Chloé Savard sous le microscope

Chloé Savard, alias Tardibabe, microbiologiste diplômée de l’Université de Montréal et vedette des médias sociaux

Chloé Savard, alias Tardibabe, microbiologiste diplômée de l’Université de Montréal et vedette des médias sociaux

Crédit : Joelle Simard-Lapointe

En 5 secondes

Passionnée par l’infiniment petit, Chloé Savard, alias Tardibabe, nous fait découvrir les microorganismes à travers la lentille de son microscope.

Pour Chloé Savard, alias Tardibabe, tout est matière à contemplation. Cactus, fromage, patate, pollen… Un monde secret de créatures microscopiques se révèle entre lames et lamelles! 

Munie d'échantillons du Jardin botanique de Montréal et du parc La Fontaine, la microbiologiste diplômée de l’Université de Montréal et vedette des médias sociaux est venue présenter ses trouvailles scientifiques au 2e Forum de l’innovation de la Faculté de médecine de l’UdeM. 

«Je voulais faire découvrir aux gens l’univers caché de notre environnement, qui est à la fois beau, complexe et fragile, et les amener à comprendre à quel point les organismes nous ressemblent. Prenons une puce d’eau: on voit son cœur qui bat, son œil qui bouge, son système digestif qui se contracte… Je souhaitais susciter la curiosité et l’émerveillement et, qui sait, faire naître des passions!» dit-elle. 

Profitant de sa visite, nous l’avons passée au microscope de nos questions!  

Sous votre œil, même les organismes les plus effroyables, telles les tiques et les larves de moustiques, se parent de leurs plus beaux atours. Comment êtes-vous arrivée à combiner science et art?

Je suis très polyvalente et j’apprends vite. J'ai commencé par étudier la musique au Cégep de Saint-Laurent puis à l'UQAM. J'ai fait aussi un peu de photographie. Mais j'ai dû changer de domaine en raison de mes maladies chroniques. J'ai donc sauté dans le train de la science, en biologie et en microbiologie. Là, je combine tous mes champs d’intérêt.

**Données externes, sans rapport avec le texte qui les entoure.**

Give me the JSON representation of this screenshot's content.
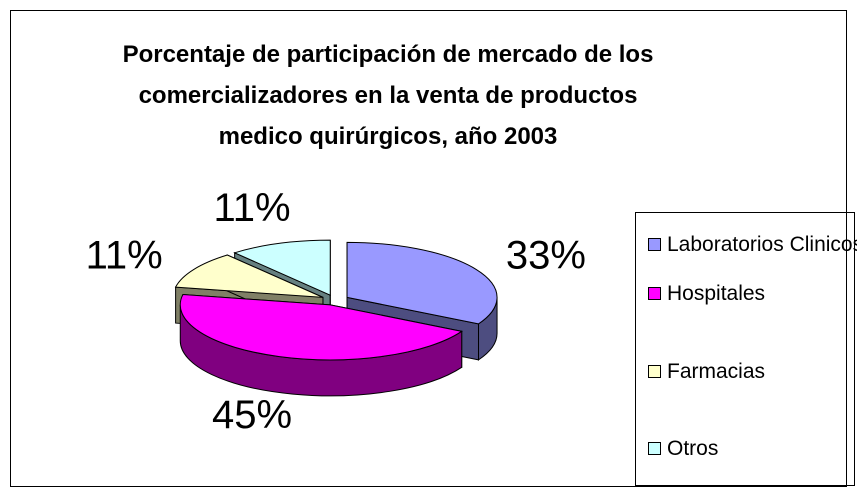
{
  "chart_data": {
    "type": "pie",
    "title": "Porcentaje de participación de mercado de los comercializadores en la venta de productos medico quirúrgicos, año 2003",
    "categories": [
      "Laboratorios Clinicos",
      "Hospitales",
      "Farmacias",
      "Otros"
    ],
    "values": [
      33,
      45,
      11,
      11
    ],
    "value_labels": [
      "33%",
      "45%",
      "11%",
      "11%"
    ],
    "colors": [
      "#9999ff",
      "#ff00ff",
      "#ffffcc",
      "#ccffff"
    ],
    "legend": "right"
  }
}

Je suis microbiologiste, artiste, créatrice de contenu et vulgarisatrice scientifique. J’ai réussi à m’épanouir intellectuellement et artistiquement malgré de gros obstacles. 

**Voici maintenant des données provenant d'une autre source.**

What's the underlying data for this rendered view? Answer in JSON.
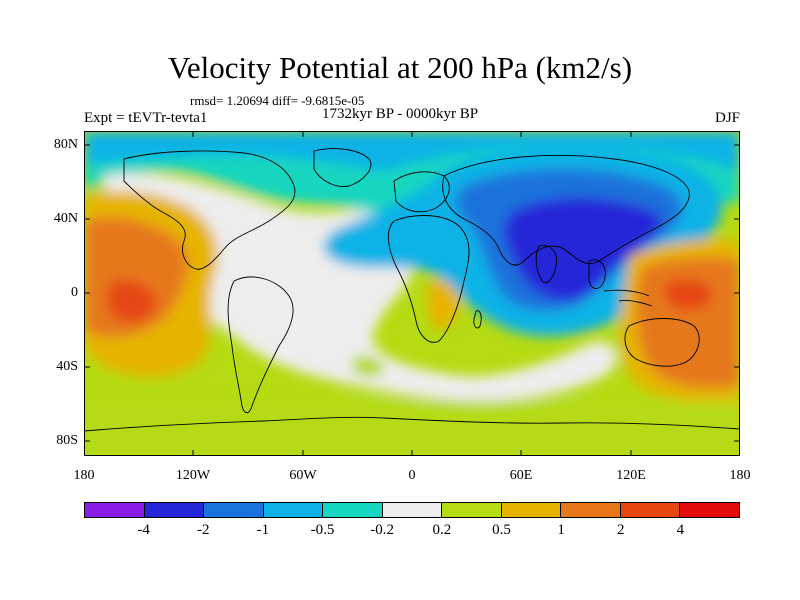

Plus d’un million d’abonnés vous suivent sur Instagram et TikTok, vous avez une émission à Savoir média, donnez des conférences, collaborez avec de grandes marques... Comment faites-vous?

En 2020, pendant la pandémie, je me suis acheté un petit microscope et je me suis mise à faire des vidéos et du montage en parallèle à mes études, juste pour le plaisir. Deux jours après mon dernier examen de baccalauréat, je commençais le tournage de la série Créatures microscopiques. J'ai trouvé une niche bien à moi. Très peu de gens font ce que je fais. 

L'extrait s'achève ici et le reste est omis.